To follow up on my post about Peter De Vries from a month ago, I recently finished another novel of his, Slouching Towards Kalamazoo. Set in the 1960s, it stars Anthony Thrasher, an eighth-grader in North Dakota who’s in danger of failing out of school despite casually quoting “Paradise Lost” and Spinoza during class. See, “Paradise Lost” and Spinoza aren’t on the syllabus. His teacher, Maggie Doubloon, wants him to learn the chief products of Venezuela. He has no interest in that.
In addition to the novel’s central event, which is Miss Doubloon becoming pregnant by her precocious pupil, there are funny set pieces including a debate between a preacher and an atheist in which the contestants end up swapping philosophies.

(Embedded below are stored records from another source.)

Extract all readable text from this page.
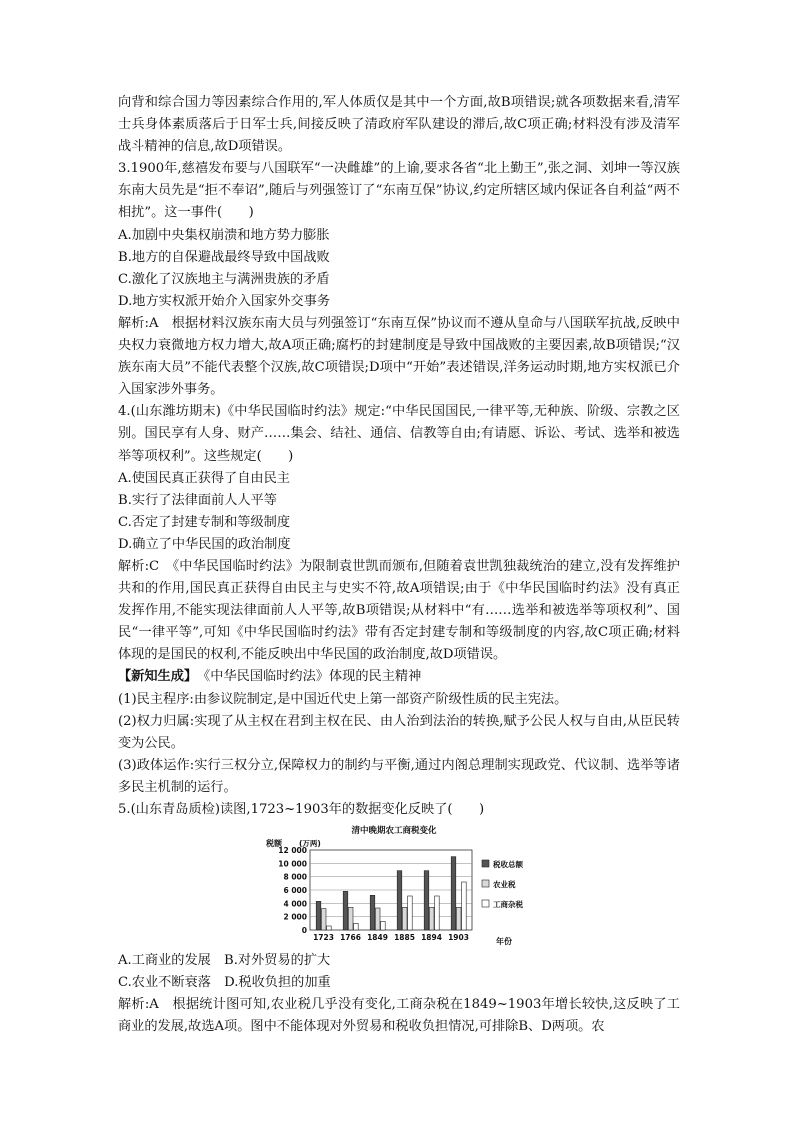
向背和综合国力等因素综合作用的,军人体质仅是其中一个方面,故B项错误;就各项数据来看,清军士兵身体素质落后于日军士兵,间接反映了清政府军队建设的滞后,故C项正确;材料没有涉及清军战斗精神的信息,故D项错误。

3.1900年,慈禧发布要与八国联军“一决雌雄”的上谕,要求各省“北上勤王”,张之洞、刘坤一等汉族东南大员先是“拒不奉诏”,随后与列强签订了“东南互保”协议,约定所辖区域内保证各自利益“两不相扰”。这一事件(　　)

A.加剧中央集权崩溃和地方势力膨胀

B.地方的自保避战最终导致中国战败

C.激化了汉族地主与满洲贵族的矛盾

D.地方实权派开始介入国家外交事务

解析:A　根据材料汉族东南大员与列强签订“东南互保”协议而不遵从皇命与八国联军抗战,反映中央权力衰微地方权力增大,故A项正确;腐朽的封建制度是导致中国战败的主要因素,故B项错误;“汉族东南大员”不能代表整个汉族,故C项错误;D项中“开始”表述错误,洋务运动时期,地方实权派已介入国家涉外事务。

4.(山东潍坊期末)《中华民国临时约法》规定:“中华民国国民,一律平等,无种族、阶级、宗教之区别。国民享有人身、财产……集会、结社、通信、信教等自由;有请愿、诉讼、考试、选举和被选举等项权利”。这些规定(　　)

A.使国民真正获得了自由民主

B.实行了法律面前人人平等

C.否定了封建专制和等级制度

D.确立了中华民国的政治制度

解析:C　《中华民国临时约法》为限制袁世凯而颁布,但随着袁世凯独裁统治的建立,没有发挥维护共和的作用,国民真正获得自由民主与史实不符,故A项错误;由于《中华民国临时约法》没有真正发挥作用,不能实现法律面前人人平等,故B项错误;从材料中“有……选举和被选举等项权利”、国民“一律平等”,可知《中华民国临时约法》带有否定封建专制和等级制度的内容,故C项正确;材料体现的是国民的权利,不能反映出中华民国的政治制度,故D项错误。

【新知生成】　《中华民国临时约法》体现的民主精神

(1)民主程序:由参议院制定,是中国近代史上第一部资产阶级性质的民主宪法。

(2)权力归属:实现了从主权在君到主权在民、由人治到法治的转换,赋予公民人权与自由,从臣民转变为公民。

(3)政体运作:实行三权分立,保障权力的制约与平衡,通过内阁总理制实现政党、代议制、选举等诸多民主机制的运行。

5.(山东青岛质检)读图,1723~1903年的数据变化反映了(　　)

清中晚期农工商税变化
税额 (万两)
年份
0
2 000
4 000
6 000
8 000
10 000
12 000
1723 1766 1849 1885 1894 1903
税收总额
农业税
工商杂税

A.工商业的发展　B.对外贸易的扩大

C.农业不断衰落　D.税收负担的加重

解析:A　根据统计图可知,农业税几乎没有变化,工商杂税在1849~1903年增长较快,这反映了工商业的发展,故选A项。图中不能体现对外贸易和税收负担情况,可排除B、D两项。农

Published in 1983, Kalamazoo owes a debt to Salinger, which you might imagine after a cursory description of Anthony. It revels in absurdity and sexual hijinks in a way that also recalls C. D. Payne’s Youth in Revolt, another branch on the Caulfield family tree. Yet De Vries also reads like his own man, combining erudition with good-natured goofiness and wordplay in a way that is now, and maybe always has been, rare.
Here’s a taste of Anthony’s unlikely but convincing voice:
I was practicing my “trudge,” in preparation for when I would be a homeless waif in the falling snow, when I saw Mrs. Clicko coming toward me on Tuttle Street, looking fifteen or twenty pounds more formidable than when she had stood frowning in the vestibule as I mounted the boardinghouse stairs to my tutorials on that fateful night. She had on a coat of many colors that Joseph himself might have found a trifle busy, and an Easter bonnet that could have made our risen Lord wonder why He had bothered to start the day by getting up at all. It was of straw that had been woven under prune juice, blue-black in color except for a nosegay of wire-and-cloth flowers characteristic of women representing moral integrity in towns with populations between five and twenty thousand. I smiled as I approached her while mentally bringing her down with a low tackle.